Sunday, February 20, 2011

How is the situation in Wisconsin...

...like a default on the state's bonds? Ezra Klein explains (my emphasis):

Wisconsin public-sector workers face an annual compensation penalty of 11%. Adjusting for the slightly fewer hours worked per week on average, these public workers still face a compensation penalty of 5% for choosing to work in the public sector.

The deal that unions, state government and -- by extension -- state residents have made to defer the compensation of public employees was a bad deal -- but it was a bad deal for the public employees, not for the state government. State and local governments were able to hire better workers now by promising higher pay later. They essentially hired on an installment plan. And now they might not follow through on it. The ones who got played here are the public employees, not the residents of the various states. The residents of the various states, when all is said and done, will probably have gotten the work at a steep discount. They'll force a renegotiation of the contracts and blame overprivileged public employees for resisting shared sacrifice.
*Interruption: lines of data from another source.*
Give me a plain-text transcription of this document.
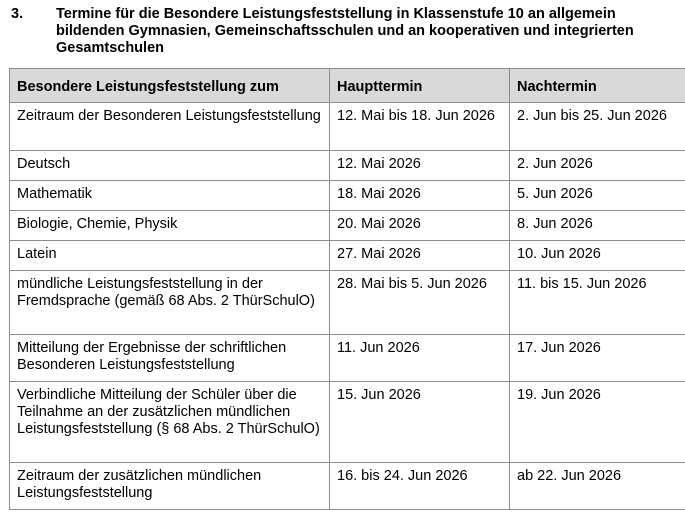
3.	Termine für die Besondere Leistungsfeststellung in Klassenstufe 10 an allgemein bildenden Gymnasien, Gemeinschaftsschulen und an kooperativen und integrierten Gesamtschulen
Besondere Leistungsfeststellung zum	Haupttermin	Nachtermin
Zeitraum der Besonderen Leistungsfeststellung	12. Mai bis 18. Jun 2026	2. Jun bis 25. Jun 2026
Deutsch	12. Mai 2026	2. Jun 2026
Mathematik	18. Mai 2026	5. Jun 2026
Biologie, Chemie, Physik	20. Mai 2026	8. Jun 2026
Latein	27. Mai 2026	10. Jun 2026
mündliche Leistungsfeststellung in der Fremdsprache (gemäß 68 Abs. 2 ThürSchulO)	28. Mai bis 5. Jun 2026	11. bis 15. Jun 2026
Mitteilung der Ergebnisse der schriftlichen Besonderen Leistungsfeststellung	11. Jun 2026	17. Jun 2026
Verbindliche Mitteilung der Schüler über die Teilnahme an der zusätzlichen mündlichen Leistungsfeststellung (§ 68 Abs. 2 ThürSchulO)	15. Jun 2026	19. Jun 2026
Zeitraum der zusätzlichen mündlichen Leistungsfeststellung	16. bis 24. Jun 2026	ab 22. Jun 2026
Which gets to the heart of what this is: A form of default. There's been a lot of concern lately that states or municipalities will default on their debt. This is considered the height of fiscal irresponsibility -- an outcome so dire that some are considering various forms of federal support. But the talk that states or cities will default on their obligations to teachers or DMV employees? That's considered evidence of fiscal responsibility. And perhaps it's a better outcome, as defaulting to the banks makes future borrowing costs higher, and can hurt the state economy in the long-run. But it's not a more just outcome.